Add Lisa Kinsella to the ranks of the sisterhood taking their regrettable experiences with Hedley to court.
But rather than some painful packing of the peanut butter, as police now allege against Hedley frontcreep Jacob Hoggard, our Lisa suffers from those calling into question her brief business relationship with the doomed, shitty band.
Readers may recall Caleb Stark, pop kultur aficionado and “residence life coordinator” at Mount Allison University in Sackville, N.S., got up the noses of Toronto’s premiere feminist power couple, Lisa and hubby Warren (for it is he) this past winter. On Twitter, Stark pointed out the disconnect between Lisa’s girl-power politics and taking on an alleged sexual predator as a client.
Lawsuits were promptly threatened, grovels issued and deemed insufficiently sincere. Now Lisa’s following through with a claim for $100,000 in general damages, plus $50K in aggravated damaged and $50K in punies:
“The Tweets are defamatory of the Plaintiff in their entirety as they state, in their plain and ordinary meaning or by virtue of the surrounding circumstances, which give the words a defamatory meaning and/or innuendo, that the Plaintiff inter alia is a rape apologist who condones sexual misconduct.”
Defending Lisa’s honour from such calumny, no matter how humble and impecunious its source, is coruscating legalist Jeff Saikaley (Caza Saikaley LLP), last seen waving writs at Lisa Raitt on behalf of Liberal weed man Chuck Rifici.
Lisa admits her Green Light Group, a satellite of the Kinsella family business, Daisy Consulting Group, worked for Hedley, but insists that at the first shocking whisper of rapey business, she bailed:
“The Green Light Group was retained by the musical group Hedley to manage their public relations for a short period of time.
“Shortly following The Green Light Group’s appointment, multiple allegations of sexual misconduct surfaced involving the band and its frontman, Jacob Hoggard.
“The Green Light Group’s principal, Ms. Kinsella, who prides herself on being an activist, women’s advocate, and proud supporter of the #MeToo movement, terminated the retainer with Hedley. Notwithstanding, Ms. Kinsella quickly became the victim of personal attacks by the Defendant.”
Alas, there appear to be some hiccups in the timeline as presented. The #MeToo social media shitstorm hit Hedley Feb. 13. The next day, they were booted off the bill at the Junos. Jaime Watt’s crisis comms firm Navigator, initially engaged to save the band’s bacon, promptly bailed on the radioactive client a la Jian Ghomeshi.
Nearly a week of hellaciously bad press later, on Feb. 19, the band issued a release announcing they would continue their tour, but with much contrition and introspection:
“In the coming days – and throughout this current tour – we intend to take responsibility, and talk about how we have let some people down, and what we intend to do about it.
“That starts right now. As a band, we have decided to withdraw our name from consideration for any awards at the JUNOs. We do not wish to be a distraction at Canadian music’s biggest night or to, in any way, take the focus away from the tremendous honour that is the JUNO awards.
“We want to ensure that everyone understands our collective commitment to change, and to do better, is real.
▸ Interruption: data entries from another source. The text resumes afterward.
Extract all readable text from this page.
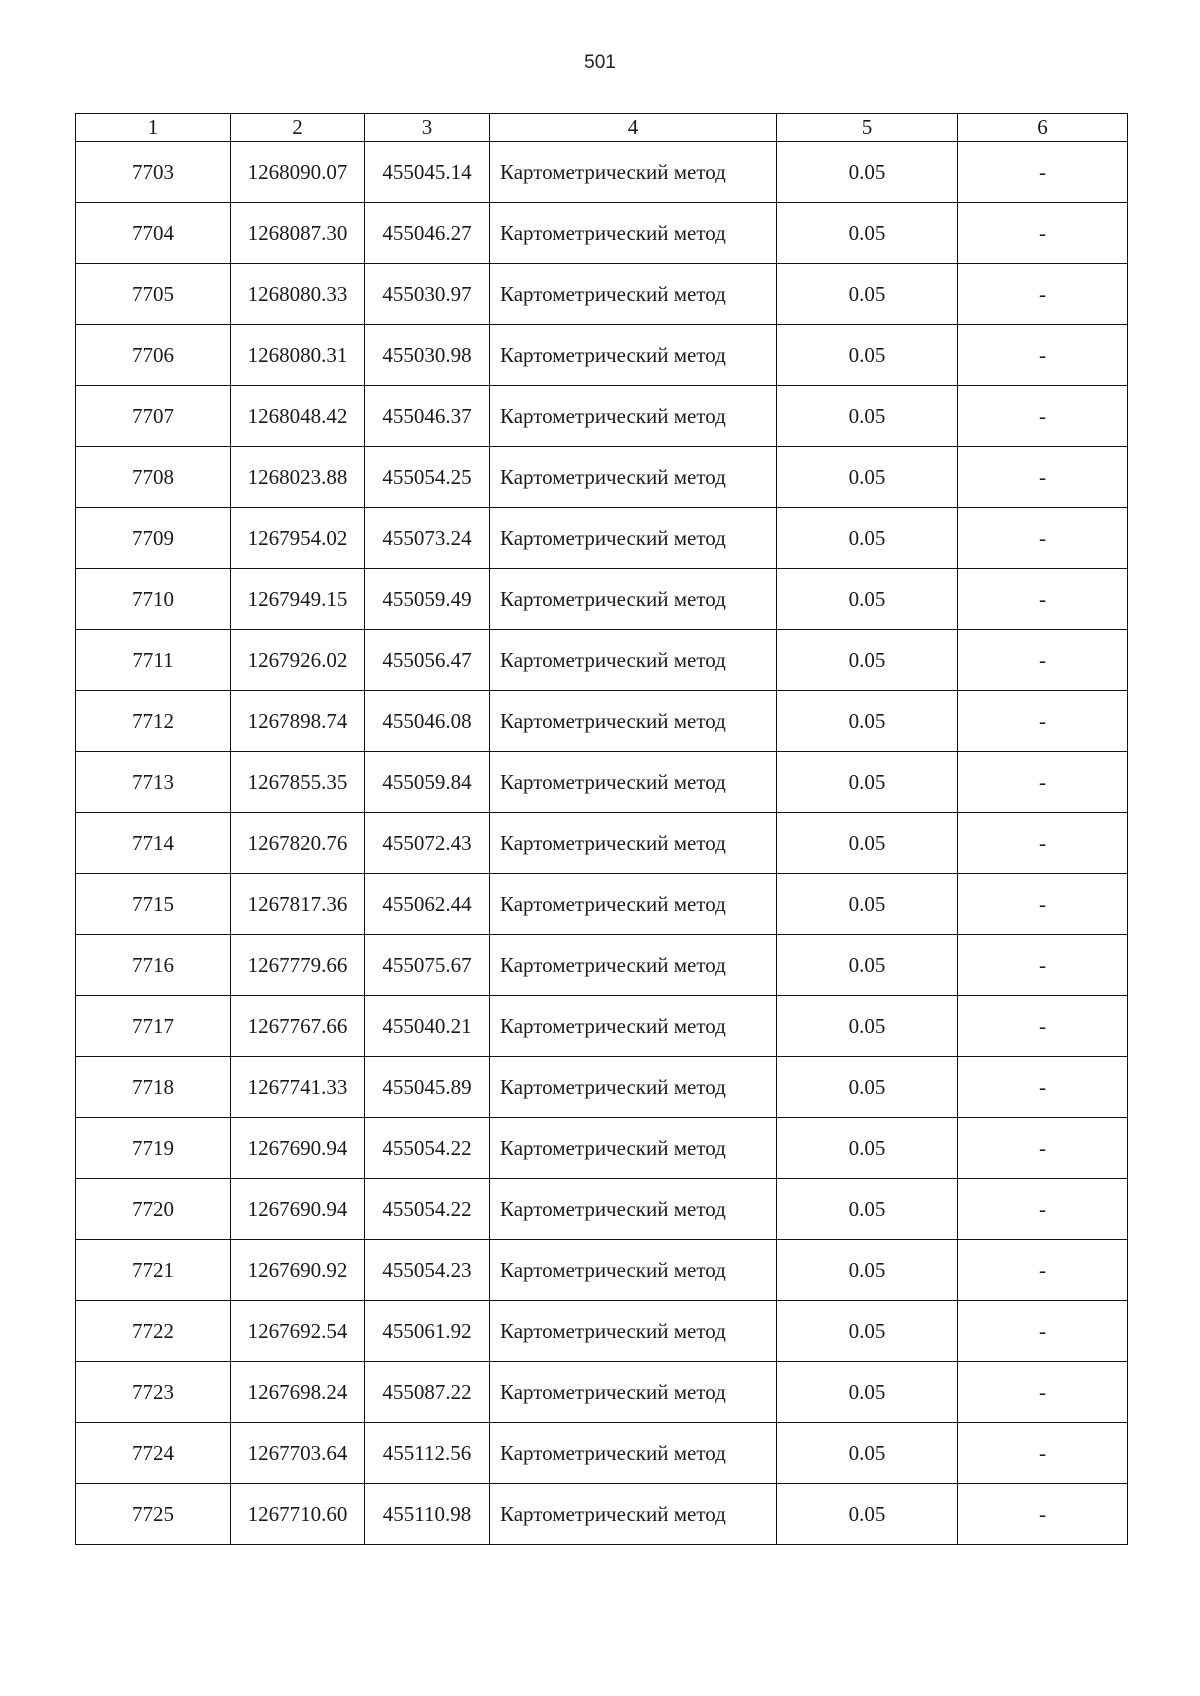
501
1	2	3	4	5	6
7703	1268090.07	455045.14	Картометрический метод	0.05	-
7704	1268087.30	455046.27	Картометрический метод	0.05	-
7705	1268080.33	455030.97	Картометрический метод	0.05	-
7706	1268080.31	455030.98	Картометрический метод	0.05	-
7707	1268048.42	455046.37	Картометрический метод	0.05	-
7708	1268023.88	455054.25	Картометрический метод	0.05	-
7709	1267954.02	455073.24	Картометрический метод	0.05	-
7710	1267949.15	455059.49	Картометрический метод	0.05	-
7711	1267926.02	455056.47	Картометрический метод	0.05	-
7712	1267898.74	455046.08	Картометрический метод	0.05	-
7713	1267855.35	455059.84	Картометрический метод	0.05	-
7714	1267820.76	455072.43	Картометрический метод	0.05	-
7715	1267817.36	455062.44	Картометрический метод	0.05	-
7716	1267779.66	455075.67	Картометрический метод	0.05	-
7717	1267767.66	455040.21	Картометрический метод	0.05	-
7718	1267741.33	455045.89	Картометрический метод	0.05	-
7719	1267690.94	455054.22	Картометрический метод	0.05	-
7720	1267690.94	455054.22	Картометрический метод	0.05	-
7721	1267690.92	455054.23	Картометрический метод	0.05	-
7722	1267692.54	455061.92	Картометрический метод	0.05	-
7723	1267698.24	455087.22	Картометрический метод	0.05	-
7724	1267703.64	455112.56	Картометрический метод	0.05	-
7725	1267710.60	455110.98	Картометрический метод	0.05	-
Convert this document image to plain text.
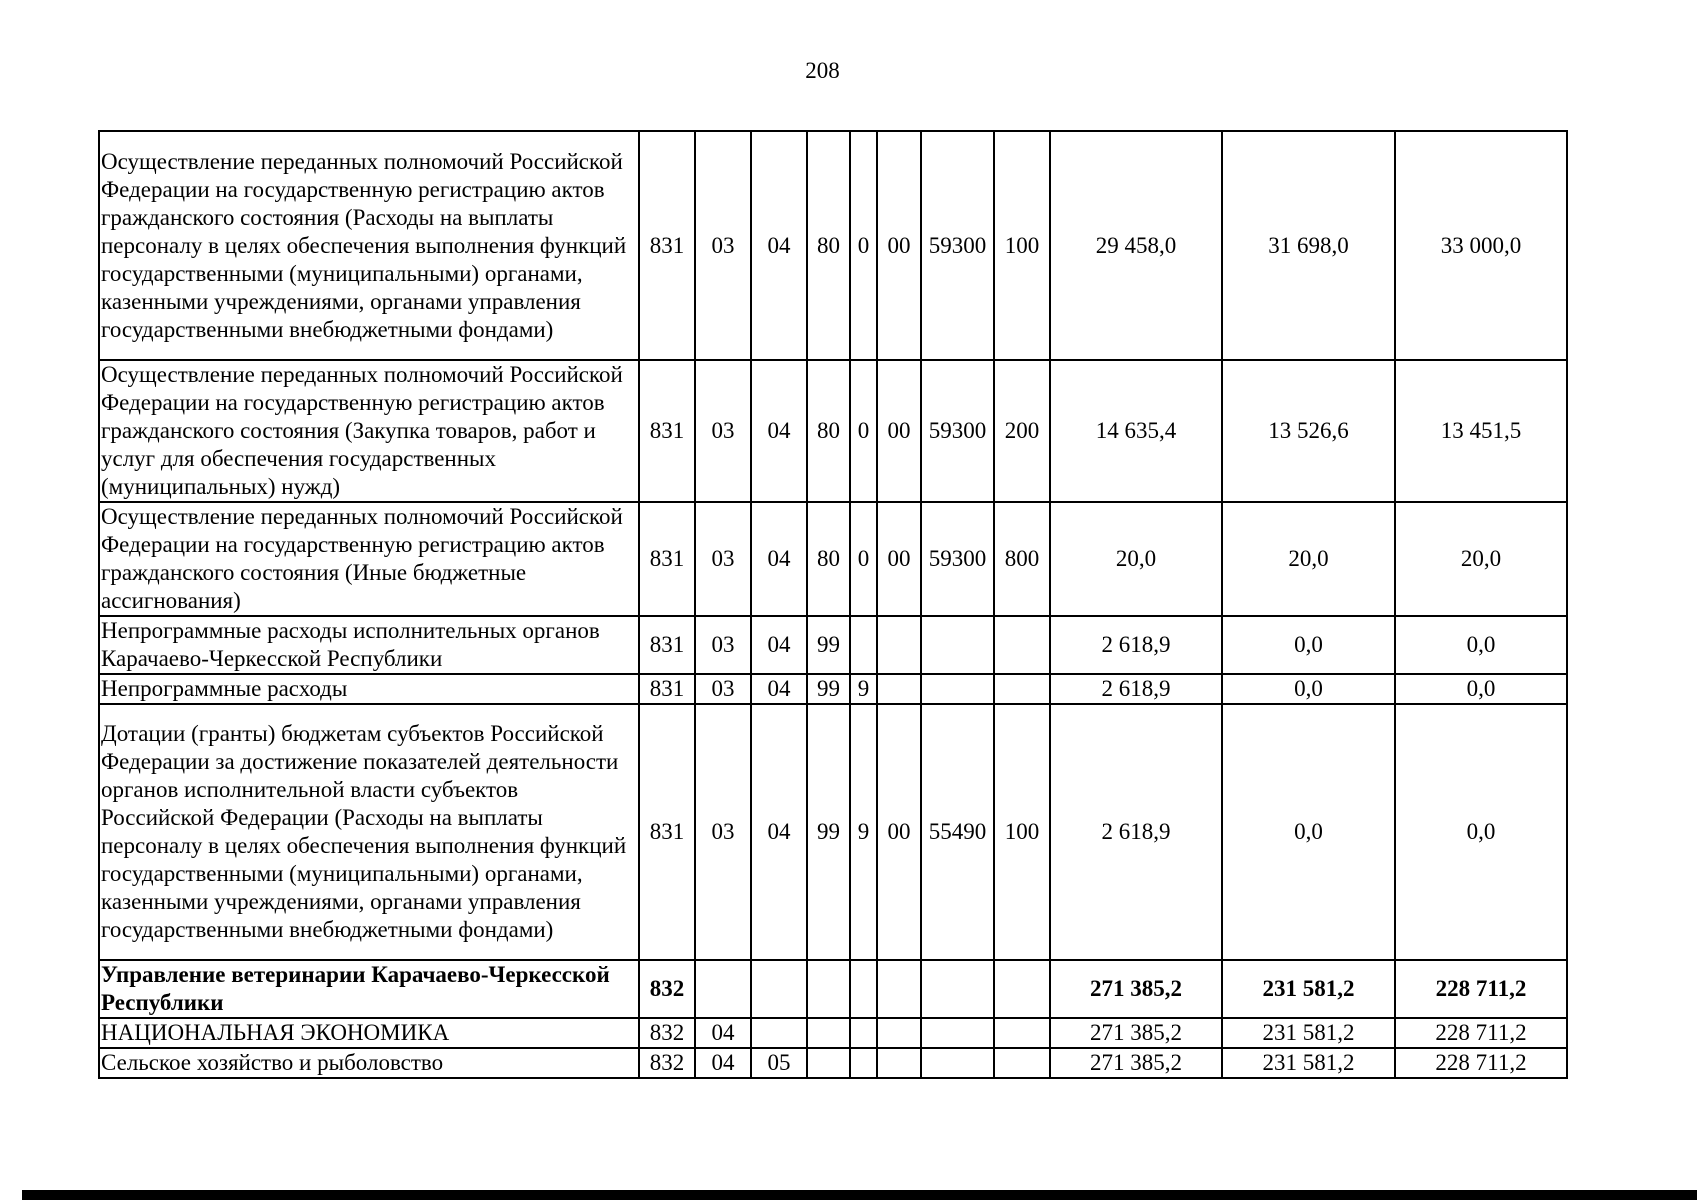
208
Осуществление переданных полномочий Российской Федерации на государственную регистрацию актов гражданского состояния (Расходы на выплаты персоналу в целях обеспечения выполнения функций государственными (муниципальными) органами, казенными учреждениями, органами управления государственными внебюджетными фондами)	831	03	04	80	0	00	59300	100	29 458,0	31 698,0	33 000,0
Осуществление переданных полномочий Российской Федерации на государственную регистрацию актов гражданского состояния (Закупка товаров, работ и услуг для обеспечения государственных (муниципальных) нужд)	831	03	04	80	0	00	59300	200	14 635,4	13 526,6	13 451,5
Осуществление переданных полномочий Российской Федерации на государственную регистрацию актов гражданского состояния (Иные бюджетные ассигнования)	831	03	04	80	0	00	59300	800	20,0	20,0	20,0
Непрограммные расходы исполнительных органов Карачаево-Черкесской Республики	831	03	04	99					2 618,9	0,0	0,0
Непрограммные расходы	831	03	04	99	9				2 618,9	0,0	0,0
Дотации (гранты) бюджетам субъектов Российской Федерации за достижение показателей деятельности органов исполнительной власти субъектов Российской Федерации (Расходы на выплаты персоналу в целях обеспечения выполнения функций государственными (муниципальными) органами, казенными учреждениями, органами управления государственными внебюджетными фондами)	831	03	04	99	9	00	55490	100	2 618,9	0,0	0,0
Управление ветеринарии Карачаево-Черкесской Республики	832								271 385,2	231 581,2	228 711,2
НАЦИОНАЛЬНАЯ ЭКОНОМИКА	832	04							271 385,2	231 581,2	228 711,2
Сельское хозяйство и рыболовство	832	04	05						271 385,2	231 581,2	228 711,2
Saying a rock’n’roll lifestyle was to blame – or saying certain things happened because we were younger – isn’t good enough. We owe it to our families, our crew, our friends – and most of all, our fans – to do and be better.
“The easy thing to do would be to cancel the tour and hide. We don’t intend to do that. We intend to start making positive changes, starting right now.”
“For further information: Lisa Kinsella, Green Light Group, 416-319-1023, email@example.com.”
And from the Small World Dept., the lawyer representing Hoggard back in March was none other than Brian Shiller, a longtime Kinsellout associate. Shiller’s brother, David, also a lawyer, plays drums in Kinsella’s faux punk band, Shit For Brains.
Whatever can it all mean?
I’m thinking Hedley needs to do a few more courses at Rock U. The whole point of being a rock god is acting like a thoroughgoing sociopathic dick without apology (and, ideally, without consequence). When Keith Moon burned down half of Manchester did The Who apologize? When Keef Richards single-handedly caused a syringe shortage throughout much of Western Europe did the Stones apologize? Have you ever even heard Nickleback apologize for being fucking Nickleback?
So you want to be a rock ‘n’ roll star? Then listen now to what I say.
“Keef: The powdery substance made up of THC crystals from the bud of cannabis. It’s basically the Cheetos dust that gets left behind on your fingers after finishing a bag of chips, but in this case, with weed. “Look at all the keef I collected in my grinder!””
Sounds about right.
I imagine the Kinsellas, wet fingers held aloft, testing the wind to see if their strategy worked. Oops – Run! Run!
Sex, Drugs, Rock n’ Roll meets Peace, Order, and Good Government. The unstoppable force meets the immovable object.
Warren and Lisa. Lisa and Warren. Uma. Oprah. Pretty soon, no one will care. A round of daisies for the house!